Chuck a pail of water, I would add, over Philip Roth, were he only in the room. "Get out of my head, Mr Roth," has often been my own response. "Go drive someone else crazy." I can't read everything he writes. I need a break. But even those novels I don't read I admire. I know they're there. I feel them nagging at the edges of my consciousness, wording me, disturbing the air around me. You can read without actually reading. You can ingest the words by some other means. This is not an argument for not reading at all, but it is an argument for varying the way one does it. It isn't just about the obedient turning of pages.

It strikes me that reading has grown supine and masochistic. I don't make that judgement from on high. By their own admission, by what they say on Amazon and in reading groups, by the come-ons that appear on book jackets, readers seem to want nothing more than to submit to the familiar allure of the writers they like best – hence the success of the serial novel: The Girl Who etc – and, the minute they see a fight coming from a quarter that is threatening, withdraw.

"I couldn't put it down," you will hear a reader say of a novel which, if I had written it, I would consider in that case to have failed. "A page-turner" has become one of the highest terms of praise, as though the mere act of turning is itself a compliment to the writer and a validation of the act of reading him.

For God's sake put it down, I say. Stop turning. Pause for breath, pace about, expostulate, go fetch the bucket. In Rick Gekoski's words, "fight back". It's that idea of reciprocity, of fighting your own corner, that's important. You can be bored into rage by a novel and not want to go on. You can be infuriated by its predictability or would-be cleverness and fairly decide you've simply had enough. Whereas the great writers empower you somehow even as you resist. They stake out a battlefield you know you can't simply slink away from. Some wars insist on being fought. And it's because what Roth writes about is important – that is to say he makes it important – that you have to take him on.

This, anyway, is the alternative to that other terrain of faint-heartedness where readerly sollipsism rules, where a novel that asks too much, that isn't immediately clear, that doesn't flatter and please, doesn't invite instant sympathies, doesn't think what you think, isn't at the beck and call of the vagaries of your constitution, nervous system and attention span, is called a failure. Whereas, reader, as we know, it is sometimes we who are the failures.
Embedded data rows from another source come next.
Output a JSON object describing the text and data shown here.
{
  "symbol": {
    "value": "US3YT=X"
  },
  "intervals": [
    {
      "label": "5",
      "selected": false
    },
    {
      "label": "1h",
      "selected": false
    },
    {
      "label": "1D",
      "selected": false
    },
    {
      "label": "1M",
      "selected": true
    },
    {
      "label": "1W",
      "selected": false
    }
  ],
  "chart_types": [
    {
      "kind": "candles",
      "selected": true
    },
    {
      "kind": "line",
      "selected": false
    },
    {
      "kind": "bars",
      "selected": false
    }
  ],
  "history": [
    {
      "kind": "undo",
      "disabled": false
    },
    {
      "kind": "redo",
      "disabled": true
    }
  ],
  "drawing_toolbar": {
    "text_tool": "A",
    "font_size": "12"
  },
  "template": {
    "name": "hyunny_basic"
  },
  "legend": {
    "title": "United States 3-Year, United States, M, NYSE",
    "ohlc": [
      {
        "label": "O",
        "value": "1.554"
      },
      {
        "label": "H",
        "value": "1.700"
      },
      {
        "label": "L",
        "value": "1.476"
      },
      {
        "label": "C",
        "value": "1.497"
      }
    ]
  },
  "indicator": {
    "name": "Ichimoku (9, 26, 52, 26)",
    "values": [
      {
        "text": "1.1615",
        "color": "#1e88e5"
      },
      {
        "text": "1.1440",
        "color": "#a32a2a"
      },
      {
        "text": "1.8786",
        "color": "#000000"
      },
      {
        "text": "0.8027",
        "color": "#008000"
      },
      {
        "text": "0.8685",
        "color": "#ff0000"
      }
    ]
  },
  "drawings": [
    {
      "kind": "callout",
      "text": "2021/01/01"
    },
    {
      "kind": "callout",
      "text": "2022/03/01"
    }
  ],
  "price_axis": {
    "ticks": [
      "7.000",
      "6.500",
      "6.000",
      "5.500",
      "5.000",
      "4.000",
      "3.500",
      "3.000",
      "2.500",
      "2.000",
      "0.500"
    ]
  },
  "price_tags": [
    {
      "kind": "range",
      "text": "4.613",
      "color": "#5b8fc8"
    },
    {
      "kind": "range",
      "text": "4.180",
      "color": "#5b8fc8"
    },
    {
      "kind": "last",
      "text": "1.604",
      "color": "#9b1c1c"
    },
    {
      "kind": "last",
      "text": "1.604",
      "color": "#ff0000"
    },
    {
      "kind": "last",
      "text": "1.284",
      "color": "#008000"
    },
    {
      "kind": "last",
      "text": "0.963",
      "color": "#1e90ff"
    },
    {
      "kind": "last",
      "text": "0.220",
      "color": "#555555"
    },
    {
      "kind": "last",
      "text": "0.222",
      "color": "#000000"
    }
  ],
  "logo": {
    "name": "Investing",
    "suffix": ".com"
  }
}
How to balance the need to think for ourselves with the need to put ourselves aside? "I want to hear what you think," I would say to students in my teaching days, disheartened by their regurgitations of accepted views. But the minute they told me they found Jane Austen "boring" or George Eliot "long-winded" I had no choice but to reprimand them for merely voicing their own limitations. Because what they hadn't done was enter into those complex and often wearing hostilities with a writer in the course of which the voices of both parties to the experience of reading – the writer's and the reader's – come to enjoy that fraught if brief equilibrium without which true judgement is impossible.

If I am right about this then there is much to fear from a new initiative which on the face of it is no more than an attempt to save the printed book from the march of electronic publishing. The idea is that the writer, rather than approach a publisher with an idea for a book, will go directly to its potential readers, pitching it online, and if enough people like the sound of it and are prepared to pledge say, 10 quid a head, then it's a goer.

Recognise this? Precisely. It's a focus group by another name.

In a column this week, John Walsh had fun imagining how some of the great works of literature of the past would have fared under this system. "Well it's an allegorical epic poem in three parts about my encounters with people in Heaven, Hell and Purgatory, drawing on medieval Christian theology and Thomist philosophy." Funny, and then, like all good jokes, not funny at all. Because we know damn well that had the focus group been in operation in 13th/14th-century Florence, and had readers read then as timidly as they read now, The Divine Comedy would not have found a single taker, except perhaps for Dante's mother and Beatrice Portinari.

It's true there have been times in history when literature has gone cap-in-hand to patronage and subscription. Johnson's famous letter to Lord Chesterfield – "Is not a patron, my lord, one who looks with unconcern on a man struggling for life in the water, and, when he has reached ground, encumbers him with help?" – testifies to the bitterness he felt writing his Dictionary without the promised patronage. But if this new scheme were to be a model for how novels and poetry are to be introduced to the public, then that's poetry and novels down the sink, firstly because you can't describe a novel or poem before you've written it, and secondly because it plays into the very nervousness we've been discussing, enticing readers with what they know they like, instead of surprising them, through the experience of a different kind of reading, into engaging with something else entirely.

Yes, I know books are chosen this way already. You don't fancy the sound of book, you don't buy it. But when not fancying the sound of a book will stop it being written altogether, the safe reader has become enthroned, and the game is up.